この会合には、我が方から高橋雅二大使、韓国からチャン・ソンソプ大使、米国からポール・クリーヴランド大使、EUからジャン=ピエール・レング大使、事務局からデュセー・アンダーソン事務局長がそれぞれ出席する予定である。
この会合では、軽水炉プロジェクトの経費負担問題等につき話し合われる予定である。(問)今回の会合で合意がなければ日本として応じられないとの政府見解があったが、日程が決まったということは合意の見通しができたということか。
(報道官)KEDOの軽水炉の経費負担問題は前回の会合で総額は大体めどがついた。それをどのように負担し合うかがまだ残っている。この話し合いは非常に難しいが、解決に向けたモメンタムが出てきているので、そのモメンタムを失わないように私どもとしては何とか実質合意を達成すべく最大限の努力をしたいと思っている。見通しについては相手もある交渉ごとでもあるので、これ以上に結果を予断することは差し控えたいと思う。

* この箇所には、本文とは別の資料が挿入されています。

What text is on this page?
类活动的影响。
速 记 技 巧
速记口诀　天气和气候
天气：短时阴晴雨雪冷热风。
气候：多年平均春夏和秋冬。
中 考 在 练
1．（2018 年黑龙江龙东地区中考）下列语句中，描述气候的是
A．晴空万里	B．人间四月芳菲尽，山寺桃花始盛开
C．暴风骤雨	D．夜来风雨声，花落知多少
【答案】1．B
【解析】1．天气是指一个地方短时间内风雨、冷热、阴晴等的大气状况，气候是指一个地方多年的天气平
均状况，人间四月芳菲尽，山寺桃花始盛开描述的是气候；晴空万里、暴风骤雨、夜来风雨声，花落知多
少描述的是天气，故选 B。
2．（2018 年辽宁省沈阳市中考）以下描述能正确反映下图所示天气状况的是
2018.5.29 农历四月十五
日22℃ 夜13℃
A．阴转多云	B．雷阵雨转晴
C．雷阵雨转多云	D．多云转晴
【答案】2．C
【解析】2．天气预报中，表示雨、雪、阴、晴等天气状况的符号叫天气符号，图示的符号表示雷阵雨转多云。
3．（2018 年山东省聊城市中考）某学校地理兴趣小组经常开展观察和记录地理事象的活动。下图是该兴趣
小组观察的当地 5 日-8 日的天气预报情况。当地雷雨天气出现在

私どもとしては何とか実質合意を目指すために努力したい。
(問)ARF、PMCへの出席がまだ決定が下されていないことだが、総裁選も終わって日も迫っているが。
(報道官)今日中には決まると思う。
(問)外相によるASEAN域内と域外の対話がPMCの趣旨だろうと思うが、日本政府として結果的にそうした状況を満たし得ない場合、日本の対アジア外交にどの様な影響があると考えるか。
(報道官)大臣自身も今朝の会見で言われたように、できることならぜひ行きたいという気持ちはお持ちのようだ。ただ、総裁選があった状況でどうするかということは今日中に決めないといけないところである。ただ、仮定の問題なのでお答しにくいが、仮に大臣が出席できない場合は残念であるが、他方、外務大臣に代わるしかるべく方が行かれることになると思うので、やむを得ない状況の下で外務大臣に代わられる方がほかの国々の外務大臣と対話をされることについては、ほかの国々の理解は得られることを期待している。
(問)小渕外相が新総裁になって外務省として外務大臣が総裁になるといろいろ仕事の面でやりやすくなるのか。
(報道官)外務大臣がなられた場合、そうでない方がなられた場合の比較としてどうかとなるとなかなかコメントしがたい。私どもは小渕大臣にお仕えしているわけで、よく存じ上げている方だから、そういう意味で小渕大臣が新総裁になられてこれから仕事をいかれるに当たって、例えば外交の問題等についていままで積まれてきたご経験、ご見識などを利用させていただくことについては、言われたような意味で、外務省として仕事がやり易い面はあるかと思う。それ以上詳細にコメントするのは控えたい。まだ首班指名のプロセスも残っている。
報道官会見要旨 (平成10年7月21日(火)17:00~ 於 会見室)(報道官)アブバカール・ナイジェリア新元首が7月20日午後9時、民主化の継続・推進のために民政移管プロセスの具体的な新日程を発表するとともに、すべての政治犯を釈放し、表現・集会の自由を保障する等の発表を行った。このような発表により人権尊重の意思を一層明確にしたことをわが国として歓迎する。
わが国はこれまでもナイジェリアの軍事政権に対し、人権および民主主義を最大限に尊重するとともに、平和的かつ早期に民主化に向けて施策を講じるよう求めてきたが、今後、民政移管が今回発表された新たな日程に沿って平和的、民主的かつ円滑に完了することを強く希望するものである。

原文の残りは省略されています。